Probé las flores de diferentes maneras: por algún tiempo me las auto-receté; iba a una farmacia natural en Pavas, me daban un manual con la descripción de qué trabajaba cada una, y yo salía con un par de frasquitos que cada uno contenía en ocasiones hasta más de cinco flores. Entiendo ahora que esa no es la forma más adecuada de tomarlas, sin embargo, la belleza de esto es que las flores nunca van a dañar ni a intoxicar al cuerpo.

Luego empecé a tomarlas en el marco de un proceso terapéutico, y esto me permitió comprender la importancia de acompañar la toma siempre de una mirada externa y profesional.

Creo que desde ese momento había decidido que quería seguir el camino de las flores, lo sentí como un mandato interior, como algo que debe hacerse y punto, sin embargo, lo postergué por unos años con el fin de dedicarme de lleno a mi proceso de revisión personal.

En el 2018 decidí matricularme en la Formación de Terapeutas florales con énfasis corporal que brinda la Danza del Alma. La metodología de enseñanza no se centra únicamente en el conocimiento didáctico de lo que hacen las flores, sino que implica también su toma como forma de registrar, comprender y aprender que es lo que hacen las fórmulas.

Además, más que un entrenamiento, es un proceso vivencial que implica generar vínculo con una comunidad y abrirse a la posibilidad de compartir aspectos personales y en ocasiones muy íntimos de cada participante. Es hermoso aprender en un ambiente de armonía que contiene los aspectos claros y oscuros que las flores pueden movilizar.
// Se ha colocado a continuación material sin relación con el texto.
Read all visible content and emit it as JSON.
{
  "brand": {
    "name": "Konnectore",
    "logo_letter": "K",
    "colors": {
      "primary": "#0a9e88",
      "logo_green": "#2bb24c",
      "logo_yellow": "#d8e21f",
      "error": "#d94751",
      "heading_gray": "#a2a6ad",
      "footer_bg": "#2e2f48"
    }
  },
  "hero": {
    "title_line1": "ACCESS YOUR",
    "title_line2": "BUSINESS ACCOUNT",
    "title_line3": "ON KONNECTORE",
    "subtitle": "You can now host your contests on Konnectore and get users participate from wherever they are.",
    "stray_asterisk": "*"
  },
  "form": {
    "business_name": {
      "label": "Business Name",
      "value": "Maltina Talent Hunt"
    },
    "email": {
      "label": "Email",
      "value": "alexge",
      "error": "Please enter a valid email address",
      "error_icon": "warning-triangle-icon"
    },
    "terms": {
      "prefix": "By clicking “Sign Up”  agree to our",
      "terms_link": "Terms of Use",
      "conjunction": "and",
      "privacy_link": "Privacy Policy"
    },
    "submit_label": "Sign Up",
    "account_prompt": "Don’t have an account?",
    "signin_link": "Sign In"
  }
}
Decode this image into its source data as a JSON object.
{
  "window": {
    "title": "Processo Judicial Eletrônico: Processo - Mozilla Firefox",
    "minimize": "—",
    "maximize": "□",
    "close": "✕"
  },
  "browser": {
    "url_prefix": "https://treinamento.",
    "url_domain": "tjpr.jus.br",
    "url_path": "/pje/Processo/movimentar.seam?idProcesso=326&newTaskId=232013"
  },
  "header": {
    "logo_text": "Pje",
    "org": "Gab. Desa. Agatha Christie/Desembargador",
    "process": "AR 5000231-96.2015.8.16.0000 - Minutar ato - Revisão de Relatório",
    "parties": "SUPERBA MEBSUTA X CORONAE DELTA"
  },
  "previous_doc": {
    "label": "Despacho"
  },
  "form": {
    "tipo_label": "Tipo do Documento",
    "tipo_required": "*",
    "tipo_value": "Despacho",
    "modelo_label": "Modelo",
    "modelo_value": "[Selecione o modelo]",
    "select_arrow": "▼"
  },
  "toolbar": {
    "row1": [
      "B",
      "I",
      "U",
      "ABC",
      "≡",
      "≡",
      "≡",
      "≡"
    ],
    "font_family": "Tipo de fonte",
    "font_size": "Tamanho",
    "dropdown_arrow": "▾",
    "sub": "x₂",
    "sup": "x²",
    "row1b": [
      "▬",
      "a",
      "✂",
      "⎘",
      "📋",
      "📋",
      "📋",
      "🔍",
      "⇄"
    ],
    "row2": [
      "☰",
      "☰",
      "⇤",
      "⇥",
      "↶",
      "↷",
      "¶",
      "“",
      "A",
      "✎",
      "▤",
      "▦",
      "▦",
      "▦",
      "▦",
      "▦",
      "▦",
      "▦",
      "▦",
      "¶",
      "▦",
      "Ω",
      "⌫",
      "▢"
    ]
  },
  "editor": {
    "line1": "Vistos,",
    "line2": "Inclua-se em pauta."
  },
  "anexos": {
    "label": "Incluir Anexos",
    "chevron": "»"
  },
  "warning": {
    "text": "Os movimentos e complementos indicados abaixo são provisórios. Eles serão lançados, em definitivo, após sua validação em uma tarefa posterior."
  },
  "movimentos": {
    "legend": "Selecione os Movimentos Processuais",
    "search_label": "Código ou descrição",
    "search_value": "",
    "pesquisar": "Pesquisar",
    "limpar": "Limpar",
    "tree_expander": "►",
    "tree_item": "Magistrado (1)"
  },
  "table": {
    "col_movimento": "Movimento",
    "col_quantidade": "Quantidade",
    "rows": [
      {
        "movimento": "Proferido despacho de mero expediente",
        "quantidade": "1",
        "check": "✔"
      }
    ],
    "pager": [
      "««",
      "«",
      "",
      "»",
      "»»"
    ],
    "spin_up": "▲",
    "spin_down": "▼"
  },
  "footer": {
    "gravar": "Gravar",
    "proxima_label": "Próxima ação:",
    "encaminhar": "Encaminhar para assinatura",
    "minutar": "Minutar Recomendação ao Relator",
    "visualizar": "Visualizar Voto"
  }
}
Si bien las flores van a trabajar diferente en cada persona, era muy interesante analizar algunos aspectos en común que encontrábamos las participantes al hacer la toma, era una especie de confirmación mental de lo que el corazón ya sabía: las flores hacen un trabajo tremendo en quien las toma, y ahí habíamos 7 personas con historias de vida, visiones de mundo e intereses diferentes, que mes a mes percibíamos como las fórmulas nos iban moviendo.

El enfoque de trabajo corporal es otro elemento que ofrece esta formación que es novedoso y viene a proponer una ruptura con los modelos de acompañamiento floral tradicionales. Incorporar el cuerpo activamente en las sesiones individuales, permite una profundización mayor del reconocimiento de las áreas que se deben de trabajar y como medio para promover la sanción personal.

El componente espiritual y el enfoque compasivo de este proceso de formación, sin duda tiene alcances que trascienden la mera capacitación, y que transversa la vida como una experiencia nutricia y transformadora que eventualmente, si se decide llevar a la práctica, impacta también a aquellas personas que llegan a nuestra consulta.»